I hope you know what's in CS.

By the way, the routine's name "clear-pipe" has absolutely nothing to do with its content, but refers to the jump to the start of it (which loads CS with a protected mode segment value).

The only issue I have, then, is that the P isn't printing to the screen. I'll do some debuggy stuff and take a look.

It seems that I don't get past loading the gdt, as everything before that is executed, but nothing afterwards is.

I tested it by placing a line to jump to the routine 'failed' right after loading the gdt; the code for 'failed' is here, just in case I did something wrong. Interrupts are still off at this point.

Code: Select all

failed:
   ; Clear screen, set attributes to white text on red background.
   mov ax, 0x4f20
   mov cx, 2000
   push WORD 0xb800
   pop es
   xor di, di
   rep stosw

[turdus]

Once you've switched to protected mode, the values in the segment registers are all holding real mode values which need to be replaced with protected mode values. The first three instructions sort out DS and SS, the fourth sets the stack up for the new segment value, and then the rest print "P" to the screen to show you if the code has run successfully or not. I don't know why you've removed this, so put it back in, and you might as well set ES just after DS while you're about it.

Correct.

Your GDT code looks fine, so you should maybe add more code in various places before that to print to the screen to find out where it goes wrong. Set ES to B800h, DI to 0, AX to A61h/A62h/A63h/etc. and send to the screen with stosw.

You're mixing modes, ES cannot be 0B800h in protected mode.

Code: Select all

push cs
pop ds            ; segments out of order, fix it up

I hope you know what's in CS.

Wrong, CS should point to a valid code segment, but DS should select a valid data segment from GDT/LDT. So their value should never be identical in protmode (save some brainf*cking low-level isr code maybe).

By the way, the routine's name "clear-pipe" has absolutely nothing to do with its content, but refers to the jump to the start of it (which loads CS with a protected mode segment value).

Correct again.

@OP: As David pointed out, when you enable protmode, your segment registers became invalid.

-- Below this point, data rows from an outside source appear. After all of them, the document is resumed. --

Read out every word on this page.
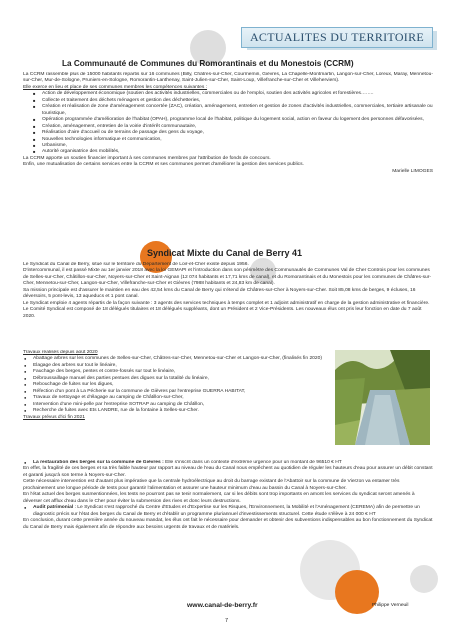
ACTUALITES DU TERRITOIRE
La Communauté de Communes du Romorantinais et du Monestois (CCRM)

La CCRM rassemble plus de 15000 habitants répartis sur 16 communes (Billy, Châtres-sur-Cher, Courmemin, Gièvres, La Chapelle-Montmartin, Langon-sur-Cher, Loreux, Maray, Mennetou-sur-Cher, Mur-de-Sologne, Pruniers-en-Sologne, Romorantin-Lanthenay, Saint-Julien-sur-Cher, Saint-Loup, Villefranche-sur-Cher et Villeherviers).

Elle exerce en lieu et place de ses communes membres les compétences suivantes :

■ Action de développement économique (soutien des activités industrielles, commerciales ou de l'emploi, soutien des activités agricoles et forestières……..
■ Collecte et traitement des déchets ménagers et gestion des déchetteries,
■ Création et réalisation de zone d'aménagement concertée (ZAC), création, aménagement, entretien et gestion de zones d'activités industrielles, commerciales, tertiaire artisanale ou touristique,
■ Opération programmée d'amélioration de l'habitat (OPAH), programme local de l'habitat, politique du logement social, action en faveur du logement des personnes défavorisées,
■ Création, aménagement, entretien de la voirie d'intérêt communautaire,
■ Réalisation d'aire d'accueil ou de terrains de passage des gens du voyage,
■ Nouvelles technologies informatique et communication,
■ Urbanisme,
■ Autorité organisatrice des mobilités,

La CCRM apporte un soutien financier important à ses communes membres par l'attribution de fonds de concours.

Enfin, une mutualisation de certains services entre la CCRM et ses communes permet d'améliorer la gestion des services publics.

Marielle LIMOGES

Syndicat Mixte du Canal de Berry 41

Le Syndicat du Canal de Berry, situé sur le territoire du Département de Loir-et-Cher existe depuis 1956.

D'intercommunal, il est passé Mixte au 1er janvier 2018 avec la loi GEMAPI et l'introduction dans son périmètre des Communautés de Communes Val de Cher Controis pour les communes de Selles-sur-Cher, Châtillon-sur-Cher, Noyers-sur-Cher et Saint-Aignan (12 074 habitants et 17,71 kms de canal), et du Romorantinais et du Monestois pour les communes de Châtres-sur-Cher, Mennetou-sur-Cher, Langon-sur-Cher, Villefranche-sur-Cher et Gièvres (7988 habitants et 24,83 km de canal).

Sa mission principale est d'assurer le maintien en eau des 42,54 kms du Canal de Berry qui s'étend de Châtres-sur-Cher à Noyers-sur-Cher. Soit 85,08 kms de berges, 9 écluses, 16 déversoirs, 5 pont-levis, 13 aqueducs et 1 pont canal.

Le Syndicat emploie 4 agents répartis de la façon suivante : 3 agents des services techniques à temps complet et 1 adjoint administratif en charge de la gestion administrative et financière. Le Comité Syndical est composé de 18 délégués titulaires et 18 délégués suppléants, dont un Président et 2 Vice-Présidents. Les nouveaux élus ont pris leur fonction en date du 7 août 2020.

Travaux réalisés depuis août 2020

● Abattage arbres sur les communes de Selles-sur-Cher, Châtres-sur-Cher, Mennetou-sur-Cher et Langon-sur-Cher, (finalisés fin 2020)
● Elagage des arbres sur tout le linéaire,
● Fauchage des berges, pentes et contre-fossés sur tout le linéaire,
● Débroussaillage manuel des parties pentues des digues sur la totalité du linéaire,
● Rebouchage de fuites sur les digues,
● Réfection d'un pont à La Pécherie sur la commune de Gièvres par l'entreprise GUERRA HABITAT,
● Travaux de nettoyage et d'élagage au camping de Châtillon-sur-Cher,
● Intervention d'une mini-pelle par l'entreprise SOTRAP au camping de Châtillon,
● Recherche de fuites avec Ets LANDRE, rue de la fontaine à Selles-sur-Cher.

Travaux prévus d'ici fin 2021

● La restauration des berges sur la commune de Gièvres : Elle s'inscrit dans un contexte d'extrême urgence pour un montant de 96510 € HT

En effet, la fragilité de ces berges et sa très faible hauteur par rapport au niveau de l'eau du Canal nous empêchent au quotidien de réguler les hauteurs d'eau pour assurer un débit constant et garanti jusqu'à son terme à Noyers-sur-Cher.

Cette nécessaire intervention est d'autant plus impérative que la centrale hydroélectrique au droit du barrage existant de l'Abattoir sur la commune de Vierzon va entamer très prochainement une longue période de tests pour garantir l'alimentation et assurer une hauteur minimum d'eau au bassin du Canal à Noyers-sur-Cher.

En l'état actuel des berges susmentionnées, les tests ne pourront pas se tenir normalement, car si les débits sont trop importants en amont les services du syndicat seront amenés à déverser cet afflux d'eau dans le Cher pour éviter la submersion des rives et donc leurs destructions.

● Audit patrimonial : Le Syndicat s'est rapproché du Centre d'Etudes et d'Expertise sur les Risques, l'Environnement, la Mobilité et l'Aménagement (CEREMA) afin de permettre un diagnostic précis sur l'état des berges du Canal de Berry et d'établir un programme pluriannuel d'investissements structurel. Cette étude s'élève à 24 000 € HT

En conclusion, durant cette première année du nouveau mandat, les élus ont fait le nécessaire pour demander et obtenir des subventions indispensables au bon fonctionnement du Syndicat du Canal de Berry mais également afin de répondre aux besoins urgents de travaux et de matériels.

Philippe Verneuil
www.canal-de-berry.fr
7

So the first thing to do is fix it (do not even call a routine, since SS is invalid too). CS register is special, as you cannot load it directly, you'll need a far jump for that. Assuming your GDT is as follows:
1. null
2. code segment
3. data segment
you'll need something right after enabling:

Code: Select all

jmp 8:protstart ;load CS to select code segment
protstart:
mov ax, 16 ;load the data selector into ax
mov ds, ax ;load the data selector to all segment registers
mov es, ax
mov fs, ax
mov gs, ax

Now if you want to plot a character on screen, use base address of 0 (in segment descriptor) and offset of 0xB80000 (your real mode ES*16). If you don't understand why, I suggest to read our wiki or other documents on segmented real mode addressing.

[DavidCooper]

Your GDT code looks fine, so you should maybe add more code in various places before that to print to the screen to find out where it goes wrong. Set ES to B800h, DI to 0, AX to A61h/A62h/A63h/etc. and send to the screen with stosw.

You're mixing modes, ES cannot be 0B800h in protected mode.

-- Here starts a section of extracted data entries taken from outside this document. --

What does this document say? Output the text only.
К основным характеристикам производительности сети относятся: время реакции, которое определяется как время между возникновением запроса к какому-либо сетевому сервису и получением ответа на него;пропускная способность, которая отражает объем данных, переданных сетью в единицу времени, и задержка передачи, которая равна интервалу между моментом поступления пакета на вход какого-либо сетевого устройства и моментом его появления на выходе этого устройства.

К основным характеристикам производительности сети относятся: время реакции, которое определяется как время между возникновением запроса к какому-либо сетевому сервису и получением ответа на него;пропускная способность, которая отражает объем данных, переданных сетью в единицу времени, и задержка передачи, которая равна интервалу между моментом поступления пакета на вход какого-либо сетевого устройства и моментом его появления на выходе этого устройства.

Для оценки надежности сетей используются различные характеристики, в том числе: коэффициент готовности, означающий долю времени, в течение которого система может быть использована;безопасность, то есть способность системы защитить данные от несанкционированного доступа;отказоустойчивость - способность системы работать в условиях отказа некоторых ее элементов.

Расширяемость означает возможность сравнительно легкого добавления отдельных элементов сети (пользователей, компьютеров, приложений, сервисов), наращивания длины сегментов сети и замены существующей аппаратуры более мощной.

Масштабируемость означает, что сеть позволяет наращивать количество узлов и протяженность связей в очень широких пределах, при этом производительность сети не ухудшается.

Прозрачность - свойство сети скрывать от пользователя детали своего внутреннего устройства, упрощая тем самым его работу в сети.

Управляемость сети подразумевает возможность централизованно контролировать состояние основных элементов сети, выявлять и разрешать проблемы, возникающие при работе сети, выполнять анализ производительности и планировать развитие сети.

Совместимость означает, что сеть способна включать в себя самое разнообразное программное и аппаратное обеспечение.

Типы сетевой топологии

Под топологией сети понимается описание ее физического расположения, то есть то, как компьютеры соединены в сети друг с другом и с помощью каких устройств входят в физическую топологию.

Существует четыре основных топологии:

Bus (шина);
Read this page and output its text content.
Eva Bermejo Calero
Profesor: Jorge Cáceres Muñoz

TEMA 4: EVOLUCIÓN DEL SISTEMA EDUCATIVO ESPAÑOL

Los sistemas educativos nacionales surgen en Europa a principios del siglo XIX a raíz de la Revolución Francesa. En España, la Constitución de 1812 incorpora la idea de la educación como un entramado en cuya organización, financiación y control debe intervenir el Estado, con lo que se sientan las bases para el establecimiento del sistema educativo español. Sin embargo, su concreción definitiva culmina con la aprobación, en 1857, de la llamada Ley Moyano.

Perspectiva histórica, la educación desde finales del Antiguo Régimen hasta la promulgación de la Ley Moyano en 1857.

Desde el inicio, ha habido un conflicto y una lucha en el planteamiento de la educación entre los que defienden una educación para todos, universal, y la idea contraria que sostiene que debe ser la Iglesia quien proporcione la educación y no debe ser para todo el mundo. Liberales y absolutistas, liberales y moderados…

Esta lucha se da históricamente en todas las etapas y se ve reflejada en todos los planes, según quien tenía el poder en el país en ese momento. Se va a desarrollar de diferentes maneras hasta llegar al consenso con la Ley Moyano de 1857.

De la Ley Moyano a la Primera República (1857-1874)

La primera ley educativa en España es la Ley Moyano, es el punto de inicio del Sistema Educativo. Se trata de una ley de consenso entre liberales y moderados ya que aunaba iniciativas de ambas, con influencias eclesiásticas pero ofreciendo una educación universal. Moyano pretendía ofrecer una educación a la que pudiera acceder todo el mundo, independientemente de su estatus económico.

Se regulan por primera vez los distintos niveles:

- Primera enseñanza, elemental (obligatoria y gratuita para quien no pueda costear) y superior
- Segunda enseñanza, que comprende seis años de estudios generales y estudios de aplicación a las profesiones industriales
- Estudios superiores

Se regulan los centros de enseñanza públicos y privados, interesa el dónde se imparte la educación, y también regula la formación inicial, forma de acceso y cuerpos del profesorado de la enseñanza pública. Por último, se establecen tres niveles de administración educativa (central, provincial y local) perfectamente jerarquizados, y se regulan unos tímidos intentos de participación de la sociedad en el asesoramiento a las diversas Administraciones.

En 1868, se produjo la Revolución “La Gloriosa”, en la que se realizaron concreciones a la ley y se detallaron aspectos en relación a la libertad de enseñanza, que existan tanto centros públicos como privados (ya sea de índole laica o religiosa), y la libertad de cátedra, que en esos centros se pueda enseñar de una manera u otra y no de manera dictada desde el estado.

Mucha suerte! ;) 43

Check the bold print above. My concern was that his A20 setting code might be faulty as we haven't seen it yet. It may be though that it's all fine and he just isn't printing to the screen the right way at the end, so your advice on that score should provide answers.

Code: Select all

push cs
pop ds            ; segments out of order, fix it up

I hope you know what's in CS.

Wrong, CS should point to a valid code segment, but DS should select a valid data segment from GDT/LDT. So their value should never be identical in protmode (save some brainf*cking low-level isr code maybe).

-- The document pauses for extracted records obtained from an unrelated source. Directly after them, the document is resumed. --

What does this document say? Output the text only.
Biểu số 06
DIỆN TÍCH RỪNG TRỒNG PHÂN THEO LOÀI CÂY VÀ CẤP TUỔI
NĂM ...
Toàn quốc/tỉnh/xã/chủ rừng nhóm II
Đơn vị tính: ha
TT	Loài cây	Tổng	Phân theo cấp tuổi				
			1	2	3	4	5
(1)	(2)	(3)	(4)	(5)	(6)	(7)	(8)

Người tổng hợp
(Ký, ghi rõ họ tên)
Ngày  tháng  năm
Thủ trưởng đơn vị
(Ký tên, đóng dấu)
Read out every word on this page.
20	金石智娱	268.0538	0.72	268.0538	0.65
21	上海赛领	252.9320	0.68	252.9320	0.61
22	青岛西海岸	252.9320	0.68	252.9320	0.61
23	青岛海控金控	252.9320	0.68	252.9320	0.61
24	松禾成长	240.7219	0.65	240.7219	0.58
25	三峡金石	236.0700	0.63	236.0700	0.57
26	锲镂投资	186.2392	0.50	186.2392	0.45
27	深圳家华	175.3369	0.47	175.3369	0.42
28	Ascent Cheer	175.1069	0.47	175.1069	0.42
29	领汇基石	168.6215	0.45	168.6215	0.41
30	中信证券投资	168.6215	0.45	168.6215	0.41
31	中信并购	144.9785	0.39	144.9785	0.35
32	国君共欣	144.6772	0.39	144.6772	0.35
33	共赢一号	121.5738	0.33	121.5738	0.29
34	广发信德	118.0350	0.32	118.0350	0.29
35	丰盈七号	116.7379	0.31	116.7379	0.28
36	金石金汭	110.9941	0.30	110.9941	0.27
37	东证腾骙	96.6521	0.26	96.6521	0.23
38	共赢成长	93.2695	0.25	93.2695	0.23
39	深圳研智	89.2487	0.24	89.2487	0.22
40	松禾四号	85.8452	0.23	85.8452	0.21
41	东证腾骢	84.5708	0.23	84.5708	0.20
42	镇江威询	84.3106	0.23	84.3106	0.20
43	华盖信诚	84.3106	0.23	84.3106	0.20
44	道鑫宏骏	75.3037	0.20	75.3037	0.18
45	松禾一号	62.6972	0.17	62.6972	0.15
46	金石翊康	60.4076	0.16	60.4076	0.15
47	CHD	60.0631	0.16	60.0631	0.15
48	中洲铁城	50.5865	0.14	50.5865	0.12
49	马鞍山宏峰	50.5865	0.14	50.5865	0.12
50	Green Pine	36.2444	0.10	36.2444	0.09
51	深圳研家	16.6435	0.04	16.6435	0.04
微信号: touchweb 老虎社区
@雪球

Again this is while still way back when it's in real mode - I don't like seeing other segments taking their value from CS, but it's possible that CS was set up carefully in the first stage which we haven't seen, so it may not result in a problem.

[Kazinsal]

Are you being loaded to 0000:1000 or 1000:0000? Your post isn't entirely clear and I suspect that your real mode segments and offsets are behind this.